Coronavirus

Update: Kings Drive farmers market delays opening to add coronavirus safety measures

UPDATE: The Kings Drive farmers market will postpone its season opening a week, from this Friday to April 10 to add some coronavirus-related precautions.

Norman Simpson, one of the market’s owners, said the extra week is for building fiberglass shields between customers and cashiers to protect against germ exchange. Also, the market is installing a sink for hand-washing.

Simpson said he plans to open first thing in the morning April 10. The market is open Tuesdays, Fridays and Saturdays.

The Simpson family has sold vegetables to Charlotteans since 1941 on Kings Drive, and face a tough question:

Will customers keep coming to their farmer’s market with Mecklenburg County under a stay-at-home order through April 16 because of the novel coronavirus pandemic?

Traditionally, the Simpsons open their market, on the corner of Kings and Morehead Road, the first Friday in April and close around Halloween. The space is set up with tents and tables, early-season produce is ready for shipping from Florida and a big sign on the property promotes April 3 as the opening date.

However, Norman Simpson, one of the owners, said Thursday the family might postpone opening for another week to assess how Charlotte adapts to the stay-at-home order county commission voted Tuesday to invoke.

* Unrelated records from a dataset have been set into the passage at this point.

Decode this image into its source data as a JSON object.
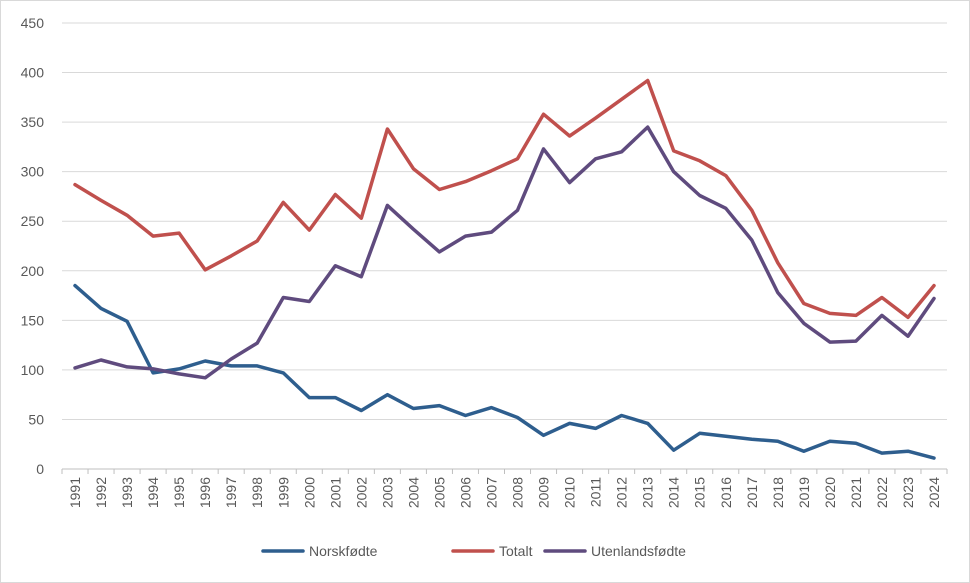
{
  "chart_data": {
    "type": "line",
    "title": "",
    "xlabel": "",
    "ylabel": "",
    "ylim": [
      0,
      450
    ],
    "yticks": [
      0,
      50,
      100,
      150,
      200,
      250,
      300,
      350,
      400,
      450
    ],
    "grid": true,
    "legend_position": "bottom",
    "categories": [
      "1991",
      "1992",
      "1993",
      "1994",
      "1995",
      "1996",
      "1997",
      "1998",
      "1999",
      "2000",
      "2001",
      "2002",
      "2003",
      "2004",
      "2005",
      "2006",
      "2007",
      "2008",
      "2009",
      "2010",
      "2011",
      "2012",
      "2013",
      "2014",
      "2015",
      "2016",
      "2017",
      "2018",
      "2019",
      "2020",
      "2021",
      "2022",
      "2023",
      "2024"
    ],
    "series": [
      {
        "name": "Norskfødte",
        "color": "#2E5E8E",
        "values": [
          185,
          162,
          149,
          97,
          101,
          109,
          104,
          104,
          97,
          72,
          72,
          59,
          75,
          61,
          64,
          54,
          62,
          52,
          34,
          46,
          41,
          54,
          46,
          19,
          36,
          33,
          30,
          28,
          18,
          28,
          26,
          16,
          18,
          11
        ]
      },
      {
        "name": "Totalt",
        "color": "#C0504D",
        "values": [
          287,
          271,
          256,
          235,
          238,
          201,
          215,
          230,
          269,
          241,
          277,
          253,
          343,
          303,
          282,
          290,
          301,
          313,
          358,
          336,
          354,
          373,
          392,
          321,
          311,
          296,
          261,
          208,
          167,
          157,
          155,
          173,
          153,
          185
        ]
      },
      {
        "name": "Utenlandsfødte",
        "color": "#5F4B7E",
        "values": [
          102,
          110,
          103,
          101,
          96,
          92,
          111,
          127,
          173,
          169,
          205,
          194,
          266,
          242,
          219,
          235,
          239,
          261,
          323,
          289,
          313,
          320,
          345,
          300,
          276,
          263,
          231,
          178,
          147,
          128,
          129,
          155,
          134,
          172
        ]
      }
    ]
  }
}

Because farmer’s markets sell food, they are allowed to stay open under the order. The year-round regional farmer’s market on Yorkmont Road was open Thursday after the order went into effect.

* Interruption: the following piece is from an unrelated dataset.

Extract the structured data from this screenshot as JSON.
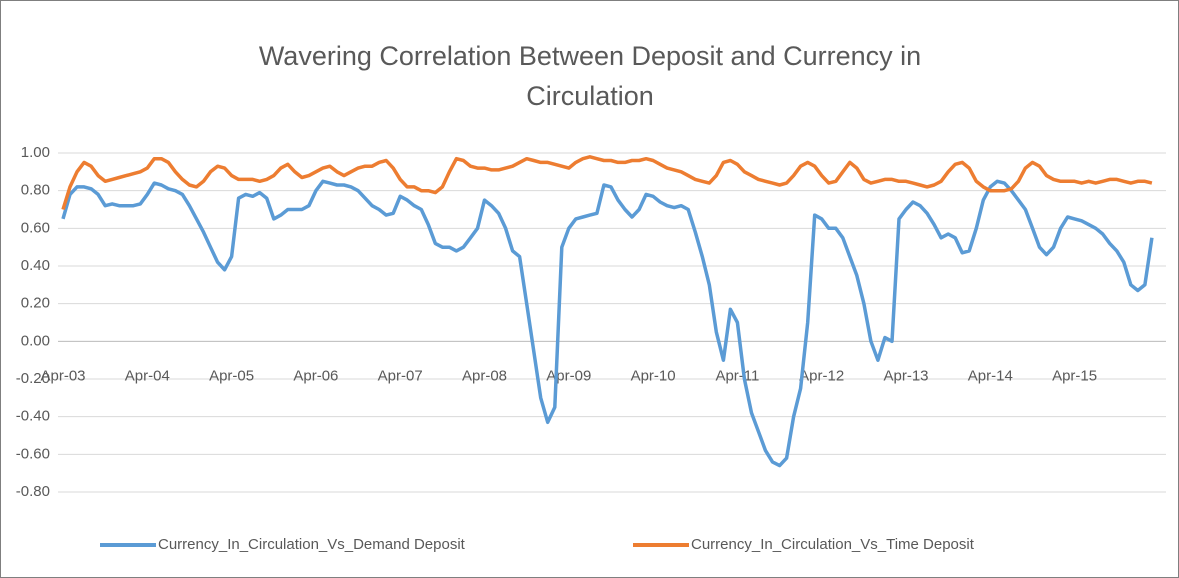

As with many small businesses, the question becomes not just if it’s legal to be open during stay-at-home restrictions, but whether it’s viable for both customers and employees.

“We want to be here for the community and for the work— this is what we do for a living,” Simpson said. “We don’t want to collapse. But it’s a fine line to be cost-effective. Is there going to be enough cashiers willing to do it? Are there going to be enough customers to even have cashiers?

“We’re talking about it, praying about it. Trying to figure out what we need to do and what we should do.”

Sense of community

The Simpson family has been at the Kings Drive location since grandfather Willie started selling vegetables out of the back of his pickup truck in 1941. Norman’s father, Darrell, expanded the business, based out of the family farm near Indian Trail, into the current spring-to-fall format.

The three days a week they are open — Tuesdays, Fridays and Saturday — create a sense of community, with customers browsing the stalls not only for produce and plants, but for meats, seafood and baked goods in space other vendors rent.

That sense of community could get lost when social distancing prescribes staying at least six feet apart to limit the spread of COVID-19, the disease caused by the coronavirus.

“Our customers and cashiers typically are 3 feet apart,” Simpson said, spreading his arms and shifting back-and-forth to demonstrate a typical purchase.

Farmer’s markets also do a lot of cash transactions. The Kings Drive market has credit card processors for every cashier, but even then, Simpson said, “you’re still going to be trading hands with every credit card.”

Simpson said the family is still working through particulars, such as how to display unpackaged produce for customers to buy at a time when fighting infection transmission is of paramount importance.

Farmers on hold

The year-round farmer’s market on Yorkmont that was open Thursday just had two customers at the indoor facility late -morning. Amie Newsome, who manages the facility, was busy on a conference call and did not return an Observer message as of mid-afternoon.

Farmer’s markets typically open in April, and some other businesses have started converting to that model during the stay-at-home order. For instance, the NoDa Company Store bar switched to a fresh market concept this week.

The Simpsons have established decades of relationships with farmers up and down the East Coast to sell produce seven months out of the year. Everything is in place if there is a market for the concept in these extreme times.

“Florida (crops are) there: The tomatoes are there. The strawberries are there. The squash, the cucumbers. They’re saying, ‘We’re ready! Come get it!’ ” It’s just nobody knows what to do yet,” Norman Simpson said.

“We’re just working every day toward April 3. We may have to decide at the last minute to back up a week. We really don’t know what to do.”